By: Autumn Elizabeth
I had a totally different post written for today, but then I had to start over.
I had to start over because journalists and cartoonist, as well as those who worked with them and to protect them, were killed and injured yesterday, about ten minutes from where I am writing these words.
The news, and the news media, which are two very different things in my humble opinion, will reveal plenty of details in the coming days and weeks, but what matters to me as I sit here, writing a new post for today is that people were killed, were injured, were frightened because of their ideas, their words, their humor. What matters today for me personally is that violence has once again disturbed a place that I call home.
Today, like many days recently, I am forced to face the reality that this is the world we live in.
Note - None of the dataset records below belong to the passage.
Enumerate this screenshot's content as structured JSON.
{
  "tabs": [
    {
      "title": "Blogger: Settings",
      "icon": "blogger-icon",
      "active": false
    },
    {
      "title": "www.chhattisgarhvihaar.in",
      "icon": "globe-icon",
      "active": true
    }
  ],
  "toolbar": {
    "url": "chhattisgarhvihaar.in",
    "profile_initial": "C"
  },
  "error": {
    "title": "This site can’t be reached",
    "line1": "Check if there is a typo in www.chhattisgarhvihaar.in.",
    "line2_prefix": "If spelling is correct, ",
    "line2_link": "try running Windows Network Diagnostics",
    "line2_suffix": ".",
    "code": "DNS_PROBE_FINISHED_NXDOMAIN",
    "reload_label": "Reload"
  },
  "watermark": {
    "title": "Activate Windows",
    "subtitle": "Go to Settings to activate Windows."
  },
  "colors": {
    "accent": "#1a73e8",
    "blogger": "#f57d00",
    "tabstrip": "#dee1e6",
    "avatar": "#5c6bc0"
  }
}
A world of bombs in front of NAACP offices, of genocide, of police brutality, of terrorism, of xenophobia, of hate crimes. This scary world is not simply a generalization of global problems, it is personal. I live in a world where my friends get teargassed for speaking out against racist systems, where people who share my profession get murdered for making jokes, and where violence and fear are used to create and maintain power.
This is a world that needs starting over. We can begin to start over by seeking new systems for justices and new methods for peace. We can continue to start over by speaking up, standing in solidarity, and living with love.
I titled this post “Starting over after Charlie Hebdo” but the truth is, there is no “after Charlie Hebdo”, just like there is no “post-Ferguson”, because these things are still the reality of all our lives, or at least they are the reality in mine because #JeSuisCharlie, because I still believe that #blacklivesmatter, and because I refuse to stay quiet about either.
Millennial Activist United started a powerful tradition of using a quote from activist Assata Shakur as a rally chat, and so standing in solidarity with them and that movement, I will leave you with these words as my prayer for everyone here in Paris, for journalist and cartoonists all over the world, and for all the other activists for peace and justice.
It is our duty to fight for our freedom. It is our duty to win. We must love each other and support each other. We have nothing to lose but our chains. –Assata Shakur
At Searching Sophia’s Pockets we value everyone’s spiritual journey. As a site firmly committed to justice, we also value addressing white privilege at its source. Given these two beliefs we have felt it appropriate and important to allow the following comments to appear. However, as a reminder, Searching Sophia’s Pockets is a safe space, and only respectful dialogues will be allowed.
About Ferguson…Do you have information that that the Grand Jury didn’t have? The officer was cleared of all five charges. Police brutality….You didn’t mention police getting shot in their vehicle eating a ham sandwich. I respect your war on racism Autumn, but it comes in all different colors. I wish you would write about Reverend Jeremia Wright and his influence over Obama. I think you will find all the racism you can stand. You’re spending all of your well intention energy looking at the problem from only one direction.
What I see in your comment is a deep struggle with the concepts or racism and white privilege. I can totally empathize with that. It took me years of struggling with my own white privilege and guilt, years of learning about how the devaluing of people of color is not new, but rather the foundation of the system we live in. Even now as I stand proudly as an ally in the fight for racial justice, I still struggle with understanding the millions of subtle and not so subtle ways that my skin color has made me more valuable to society than other human beings.
All this learning has lead me to understand that racism really only has one side, and that is the systematic and violent de-valuing of people of color, and the consistent privileging of white people. This is not always easy to accept, especially when we as white people feel victimized by the system too. However, our reluctance as white people to face the reality of racism does not make it any less true.
There are a lot of excellent articles out there that have helped me better understand racism, the justice system, and the events surrounding the #blacklivesmatter movement. However, the post that resonates with me most clearly is this post about faith and racism http://cccdean.blogspot.fr/2014/11/when-they-yell-f-police-what-would.html
I urge you to read it, and to consider its points deeply.
I want to be as honest and compassionate as I can be in acknowledging that the struggle for racial justice asks you as a white person to give something up, or at least this is how it appears at first. For white people who have been hurt, who struggle, this can seem like a terrible task. Yet I believe that every time my white skins gets me ahead, I am not gaining anything, rather I am losing a tiny part of my connection with God. By accepting the advantages racism offers me, I move us all further and further away from the kindom of God. Being anti-racist asks us to look deeper at the sources of our troubles as white people, and asks us to recognize the sad fact that even our most desperate struggles would worsen if we had faced them as people of color.
So, yes there are struggles other than racism that we all face in the world. Certainly the death of police officers, are of concern, indeed I believe the untimely death of any human being must be of concern to us all if we are to preserve our humanity. Yet the death of a cop does not prove that the system is just, if anything, it proves that we should all be in this struggle together, because there are so many problems we need to fix.